The Tribunal ordered Cornhill to provide HMRC with the specified information and documents sought in support of the Notifiable Arrangements Reason in accordance with the amended schedule provided by HMRC.
Returning to Rory sensing something is wrong with the way human beings relate to each other, I can not disagree. The offshore structures are clearly set up to avoid transparency yet involve highly regulated jurisdictions. The person responsible for the remuneration trust also lacks transparency: Cornhill states the arrangements concern a Remuneration Trust promoted by Baxendale Walker although HMRC’s correspondence refers to Minerva and Buckingham Wealth.
A month before the Cornhill decision, HMRC published a consultation (23 March 2021): Clamping down on promoters of tax avoidance. The consultation seeks views on proposed new measures including additional HMRC powers and strengthened sanctions:
- A security payment or asset freezing order. The measure is aimed at preventing promoters from dissipating or hiding their assets ahead of paying penalties charged as a result of them breaching their obligations under the anti-avoidance regimes.

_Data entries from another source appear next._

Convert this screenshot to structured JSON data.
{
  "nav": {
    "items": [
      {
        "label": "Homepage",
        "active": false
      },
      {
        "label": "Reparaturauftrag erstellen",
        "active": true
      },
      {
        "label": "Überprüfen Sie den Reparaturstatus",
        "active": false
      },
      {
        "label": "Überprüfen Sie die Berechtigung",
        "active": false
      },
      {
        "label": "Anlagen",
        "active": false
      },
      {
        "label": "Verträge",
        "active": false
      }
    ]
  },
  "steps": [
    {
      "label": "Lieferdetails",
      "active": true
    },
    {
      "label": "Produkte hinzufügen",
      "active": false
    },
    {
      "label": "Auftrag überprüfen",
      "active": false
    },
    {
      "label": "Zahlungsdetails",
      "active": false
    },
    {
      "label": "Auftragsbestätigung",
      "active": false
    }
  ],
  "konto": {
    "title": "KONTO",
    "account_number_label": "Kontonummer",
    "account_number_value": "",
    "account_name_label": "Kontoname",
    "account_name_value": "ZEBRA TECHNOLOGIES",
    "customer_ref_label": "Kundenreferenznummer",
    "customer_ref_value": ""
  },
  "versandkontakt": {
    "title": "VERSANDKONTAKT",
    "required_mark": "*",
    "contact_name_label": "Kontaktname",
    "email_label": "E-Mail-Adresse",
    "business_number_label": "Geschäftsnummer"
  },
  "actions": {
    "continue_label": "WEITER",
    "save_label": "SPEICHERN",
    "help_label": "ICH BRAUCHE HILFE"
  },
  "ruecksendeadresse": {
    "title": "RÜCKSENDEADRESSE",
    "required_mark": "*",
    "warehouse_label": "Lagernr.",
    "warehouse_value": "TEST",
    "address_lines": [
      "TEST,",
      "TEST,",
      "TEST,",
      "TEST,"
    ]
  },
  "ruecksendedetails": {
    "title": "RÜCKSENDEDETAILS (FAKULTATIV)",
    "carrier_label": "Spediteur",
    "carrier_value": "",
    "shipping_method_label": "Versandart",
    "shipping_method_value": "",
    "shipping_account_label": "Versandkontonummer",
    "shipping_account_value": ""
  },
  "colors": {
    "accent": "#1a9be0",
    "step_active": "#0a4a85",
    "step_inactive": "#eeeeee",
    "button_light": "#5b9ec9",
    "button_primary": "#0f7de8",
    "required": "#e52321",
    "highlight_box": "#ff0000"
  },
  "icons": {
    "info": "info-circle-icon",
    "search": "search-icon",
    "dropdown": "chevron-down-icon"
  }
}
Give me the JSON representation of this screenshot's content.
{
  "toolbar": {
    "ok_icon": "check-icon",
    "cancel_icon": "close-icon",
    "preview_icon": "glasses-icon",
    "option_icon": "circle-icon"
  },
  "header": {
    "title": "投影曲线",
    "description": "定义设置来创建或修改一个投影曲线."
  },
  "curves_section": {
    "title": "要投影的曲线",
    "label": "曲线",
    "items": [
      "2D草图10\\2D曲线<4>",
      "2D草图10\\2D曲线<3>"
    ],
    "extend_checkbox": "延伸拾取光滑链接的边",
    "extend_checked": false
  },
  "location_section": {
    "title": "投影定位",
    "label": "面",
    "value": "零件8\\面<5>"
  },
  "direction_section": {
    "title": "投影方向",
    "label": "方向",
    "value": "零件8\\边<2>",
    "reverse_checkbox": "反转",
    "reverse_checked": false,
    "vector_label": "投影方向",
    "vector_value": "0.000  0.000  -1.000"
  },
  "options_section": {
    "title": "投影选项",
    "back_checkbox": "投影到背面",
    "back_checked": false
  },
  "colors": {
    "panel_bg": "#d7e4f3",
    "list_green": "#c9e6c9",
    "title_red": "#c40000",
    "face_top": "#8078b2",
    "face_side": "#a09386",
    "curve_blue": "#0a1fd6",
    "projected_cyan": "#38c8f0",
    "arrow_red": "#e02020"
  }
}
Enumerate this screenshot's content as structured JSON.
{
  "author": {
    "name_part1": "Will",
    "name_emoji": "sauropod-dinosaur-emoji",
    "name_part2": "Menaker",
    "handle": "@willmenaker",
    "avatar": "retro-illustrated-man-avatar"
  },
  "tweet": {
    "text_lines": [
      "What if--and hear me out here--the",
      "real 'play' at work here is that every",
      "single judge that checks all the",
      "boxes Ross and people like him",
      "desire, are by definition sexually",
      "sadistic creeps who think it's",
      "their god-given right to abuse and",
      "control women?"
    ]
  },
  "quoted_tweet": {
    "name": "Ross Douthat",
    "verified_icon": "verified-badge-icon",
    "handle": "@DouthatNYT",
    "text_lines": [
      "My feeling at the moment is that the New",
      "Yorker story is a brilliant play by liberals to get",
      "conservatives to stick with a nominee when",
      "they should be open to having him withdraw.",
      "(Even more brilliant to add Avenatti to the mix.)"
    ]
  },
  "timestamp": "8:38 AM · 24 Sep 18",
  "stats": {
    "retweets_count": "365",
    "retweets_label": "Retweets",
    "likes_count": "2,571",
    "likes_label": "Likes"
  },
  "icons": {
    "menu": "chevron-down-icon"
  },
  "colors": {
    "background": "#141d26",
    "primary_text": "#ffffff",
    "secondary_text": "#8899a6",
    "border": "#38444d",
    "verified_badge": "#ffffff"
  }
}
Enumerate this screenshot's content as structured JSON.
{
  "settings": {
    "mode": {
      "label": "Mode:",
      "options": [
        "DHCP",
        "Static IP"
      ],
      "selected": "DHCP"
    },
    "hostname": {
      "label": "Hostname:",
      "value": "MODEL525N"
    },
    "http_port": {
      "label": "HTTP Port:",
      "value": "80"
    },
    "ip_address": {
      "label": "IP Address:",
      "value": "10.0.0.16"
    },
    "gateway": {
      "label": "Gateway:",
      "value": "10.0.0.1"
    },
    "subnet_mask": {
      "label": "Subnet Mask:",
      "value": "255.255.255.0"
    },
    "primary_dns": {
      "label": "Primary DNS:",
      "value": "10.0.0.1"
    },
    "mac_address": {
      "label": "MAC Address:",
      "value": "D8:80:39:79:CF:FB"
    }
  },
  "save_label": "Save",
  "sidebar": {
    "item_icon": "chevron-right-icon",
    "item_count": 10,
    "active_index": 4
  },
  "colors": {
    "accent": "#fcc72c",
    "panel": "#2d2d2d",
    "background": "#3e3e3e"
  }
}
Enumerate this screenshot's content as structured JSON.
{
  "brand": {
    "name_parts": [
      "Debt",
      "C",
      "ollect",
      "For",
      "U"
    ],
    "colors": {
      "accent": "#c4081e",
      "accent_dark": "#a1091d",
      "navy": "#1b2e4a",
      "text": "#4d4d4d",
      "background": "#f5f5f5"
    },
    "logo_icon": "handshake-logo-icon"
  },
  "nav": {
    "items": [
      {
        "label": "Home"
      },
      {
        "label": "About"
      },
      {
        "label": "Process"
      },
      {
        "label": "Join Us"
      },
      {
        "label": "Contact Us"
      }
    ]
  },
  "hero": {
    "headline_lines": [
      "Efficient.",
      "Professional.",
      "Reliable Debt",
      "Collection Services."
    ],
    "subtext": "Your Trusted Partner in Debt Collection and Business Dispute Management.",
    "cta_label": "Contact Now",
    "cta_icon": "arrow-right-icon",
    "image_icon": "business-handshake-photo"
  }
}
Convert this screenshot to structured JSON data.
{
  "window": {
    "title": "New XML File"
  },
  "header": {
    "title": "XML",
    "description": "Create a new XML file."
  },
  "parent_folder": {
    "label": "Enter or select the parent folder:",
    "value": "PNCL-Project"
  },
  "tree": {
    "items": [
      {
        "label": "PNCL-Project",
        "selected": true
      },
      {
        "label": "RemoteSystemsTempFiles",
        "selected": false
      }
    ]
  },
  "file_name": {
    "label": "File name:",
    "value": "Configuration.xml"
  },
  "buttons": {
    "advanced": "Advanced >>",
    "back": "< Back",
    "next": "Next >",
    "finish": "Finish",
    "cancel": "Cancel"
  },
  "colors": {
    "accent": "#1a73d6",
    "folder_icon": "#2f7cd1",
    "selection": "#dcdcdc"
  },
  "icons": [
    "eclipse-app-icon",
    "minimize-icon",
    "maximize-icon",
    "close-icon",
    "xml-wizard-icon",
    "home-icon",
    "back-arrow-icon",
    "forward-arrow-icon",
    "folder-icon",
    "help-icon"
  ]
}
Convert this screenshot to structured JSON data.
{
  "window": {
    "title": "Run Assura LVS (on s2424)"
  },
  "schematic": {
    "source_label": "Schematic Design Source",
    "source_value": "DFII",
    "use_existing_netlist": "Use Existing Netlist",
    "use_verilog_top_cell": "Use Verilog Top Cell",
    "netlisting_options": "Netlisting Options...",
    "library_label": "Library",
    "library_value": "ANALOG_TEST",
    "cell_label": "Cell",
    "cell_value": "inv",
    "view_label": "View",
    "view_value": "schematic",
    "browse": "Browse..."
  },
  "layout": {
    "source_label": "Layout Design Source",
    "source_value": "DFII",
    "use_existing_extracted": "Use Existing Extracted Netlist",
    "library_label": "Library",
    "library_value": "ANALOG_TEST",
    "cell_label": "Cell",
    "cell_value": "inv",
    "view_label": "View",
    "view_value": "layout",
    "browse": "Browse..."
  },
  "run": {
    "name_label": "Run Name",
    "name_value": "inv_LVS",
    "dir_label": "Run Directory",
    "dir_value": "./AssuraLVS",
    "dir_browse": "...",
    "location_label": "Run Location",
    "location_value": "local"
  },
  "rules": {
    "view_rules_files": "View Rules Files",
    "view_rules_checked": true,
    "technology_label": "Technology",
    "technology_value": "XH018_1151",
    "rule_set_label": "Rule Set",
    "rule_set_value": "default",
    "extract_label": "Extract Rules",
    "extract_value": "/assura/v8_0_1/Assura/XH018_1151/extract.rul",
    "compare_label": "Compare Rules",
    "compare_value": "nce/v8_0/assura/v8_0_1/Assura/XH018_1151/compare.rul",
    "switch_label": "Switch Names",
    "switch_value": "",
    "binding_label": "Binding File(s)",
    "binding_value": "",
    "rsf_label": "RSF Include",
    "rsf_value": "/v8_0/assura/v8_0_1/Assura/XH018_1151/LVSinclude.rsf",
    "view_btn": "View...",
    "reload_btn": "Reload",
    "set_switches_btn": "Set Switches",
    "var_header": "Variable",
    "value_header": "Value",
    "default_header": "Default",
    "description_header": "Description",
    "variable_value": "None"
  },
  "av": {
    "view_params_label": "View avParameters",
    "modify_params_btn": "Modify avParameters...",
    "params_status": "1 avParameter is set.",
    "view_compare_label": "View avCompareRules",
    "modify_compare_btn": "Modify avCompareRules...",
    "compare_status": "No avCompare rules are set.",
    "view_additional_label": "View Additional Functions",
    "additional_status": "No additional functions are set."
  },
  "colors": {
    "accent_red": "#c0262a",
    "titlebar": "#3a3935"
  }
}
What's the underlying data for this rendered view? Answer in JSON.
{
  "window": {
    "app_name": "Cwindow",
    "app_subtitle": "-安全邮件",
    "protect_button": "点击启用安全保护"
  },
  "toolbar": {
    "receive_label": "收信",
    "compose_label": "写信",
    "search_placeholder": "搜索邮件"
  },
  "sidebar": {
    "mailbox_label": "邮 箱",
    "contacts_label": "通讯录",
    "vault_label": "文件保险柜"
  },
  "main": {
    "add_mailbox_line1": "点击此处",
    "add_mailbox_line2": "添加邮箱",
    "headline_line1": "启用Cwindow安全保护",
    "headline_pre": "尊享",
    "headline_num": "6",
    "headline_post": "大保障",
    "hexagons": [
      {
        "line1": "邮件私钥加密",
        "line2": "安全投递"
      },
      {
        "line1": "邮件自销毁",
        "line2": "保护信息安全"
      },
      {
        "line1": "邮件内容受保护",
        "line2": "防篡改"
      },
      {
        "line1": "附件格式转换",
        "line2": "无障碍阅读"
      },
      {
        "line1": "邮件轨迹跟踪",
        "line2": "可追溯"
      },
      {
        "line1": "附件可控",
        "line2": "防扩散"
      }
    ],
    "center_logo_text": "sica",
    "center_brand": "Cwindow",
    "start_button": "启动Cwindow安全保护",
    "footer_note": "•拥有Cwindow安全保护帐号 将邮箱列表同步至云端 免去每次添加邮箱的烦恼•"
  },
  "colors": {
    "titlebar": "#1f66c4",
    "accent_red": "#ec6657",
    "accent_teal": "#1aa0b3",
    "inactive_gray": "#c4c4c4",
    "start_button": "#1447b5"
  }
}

- Allow HMRC to make a UK entity enabling the promotion of tax avoidance by offshore promoters subject to an additional penalty, up to the value of the total fees earned by all those involved in the development and sale of the tax avoidance scheme.
- A power to enable HMRC to present winding-up petitions to court and a new ground for director disqualification related to tax avoidance.
- Enable HMRC to name promoters, the websites they use and the schemes they promote at the earliest possible stage, sharing that information publicly to warn taxpayers of the risks and help those already involved to get out of avoidance.
HMRC state that the “proposals do not target legitimate tax advisers. They are instead targeted at those promoters who profit by sidestepping the rules, and whose unscrupulous actions often leave taxpayers with significant tax bills”.